AUTOMATED UAV LIDAR STRIP ALIGNMENT IN FORESTED AREAS USING DENSITY-BASED CANOPY CLUSTERING

• Main Authors: R. Fekry, W. Yao, L. Cao
• Format: Article
• Language: English
• Published: Copernicus Publications 2020-08-01
• Series: ISPRS Annals of the Photogrammetry, Remote Sensing and Spatial Information Sciences
• Online Access: https://www.isprs-ann-photogramm-remote-sens-spatial-inf-sci.net/V-1-2020/81/2020/isprs-annals-V-1-2020-81-2020.pdf

Recently, LiDAR point cloud data acquired by Unmanned Aerial Vehicles (UAVs) are used in many scientific disciplines and like the former photogrammetric techniques these data are usually collected in overlapping strips. Generation of comprehensive models of the scanned areas requires these strips to be aligned together which is a challenging process due to the multi sensor scanning system including the scanning sensor, the GNSS receiver and the IMU sensor.
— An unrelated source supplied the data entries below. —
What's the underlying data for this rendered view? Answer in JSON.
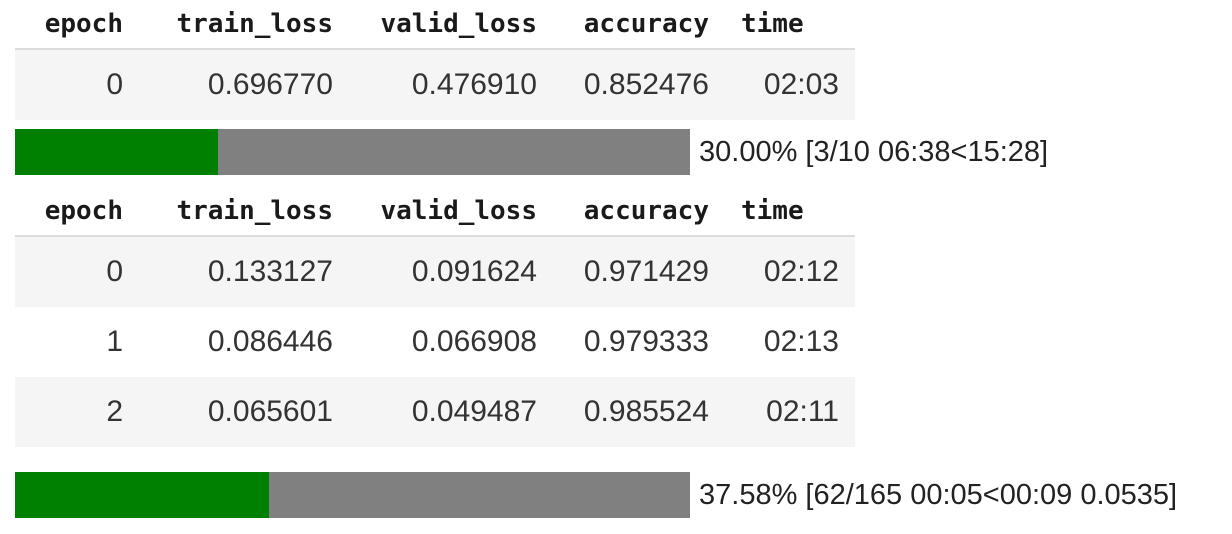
{
  "columns": [
    "epoch",
    "train_loss",
    "valid_loss",
    "accuracy",
    "time"
  ],
  "table1": {
    "rows": [
      [
        "0",
        "0.696770",
        "0.476910",
        "0.852476",
        "02:03"
      ]
    ]
  },
  "progress1": {
    "fraction": 0.3,
    "text": "30.00% [3/10 06:38<15:28]",
    "fill_color": "#008000",
    "track_color": "#808080"
  },
  "table2": {
    "rows": [
      [
        "0",
        "0.133127",
        "0.091624",
        "0.971429",
        "02:12"
      ],
      [
        "1",
        "0.086446",
        "0.066908",
        "0.979333",
        "02:13"
      ],
      [
        "2",
        "0.065601",
        "0.049487",
        "0.985524",
        "02:11"
      ]
    ]
  },
  "progress2": {
    "fraction": 0.3758,
    "text": "37.58% [62/165 00:05<00:09 0.0535]",
    "fill_color": "#008000",
    "track_color": "#808080"
  }
}
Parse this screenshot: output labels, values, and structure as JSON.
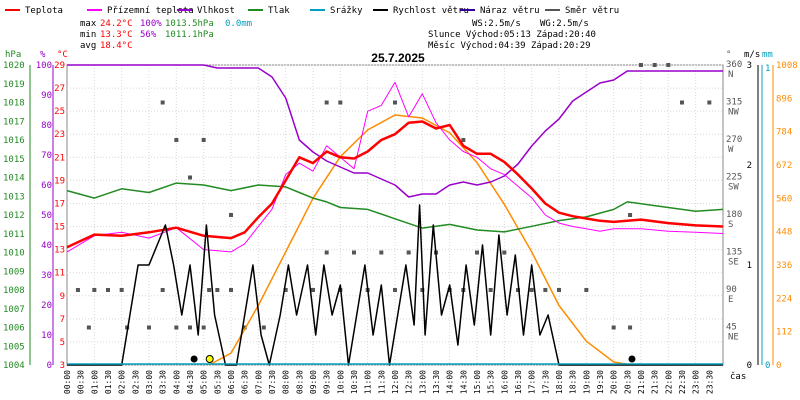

The main errors result from the inaccurate GNSS locations and flight path shifts as well as failure of the GNSS signals in complex urban or forest environments. For that reasons, the development of an automatic feature-dependant method in urban areas or individual tree-based in forest areas where there are no distinct features for strip adjustment in these environments become a must. This research work focuses on automated co-registration/alignment multiple point cloud strips of forested areas acquired from UAV LiDAR (or referred to as ULS) lack of artificial ground control. The main limitations of ULS data of forests are the relatively low sampling density of near ground areas and stem nullity due to the top-view scanning mode of ULS. To obviate this, this work explicates the tree crowns shape to identify the key points required for co-registration by applying a density based clustering algorithm (DBSCAN) to the tree crowns and models resulting clusters with Gaussian mixture models by learning the best parameters using maximum likelihood estimation to define the key points. A feature vector is assigned to each point by quantifying its angular and linear relationship with respect to the local system origin. Next, the similarity score matrix is computed by a fixed geometric relationship between the distance and angle similarity. Then, the maximum weight matching problem is solved for the similarity score to gain point-to-point correspondence. Finally, the optimal 2D rigid transformation parameters (one rotation and two translations without scale factor ) are obtained using permutations to try out for all possible paired combinations and count the number of inlier points satisfying a tolerance of planimetric deviation after alignment within a user defined threshold. The results of two test forest plots with different tree species and ULS point densities show a mean planimetric enhancement from 1.79 m to 0.22 ± 0.13 m for plot one and from 2.33 ± 0.53 m to 0.61 ± 0.21 m.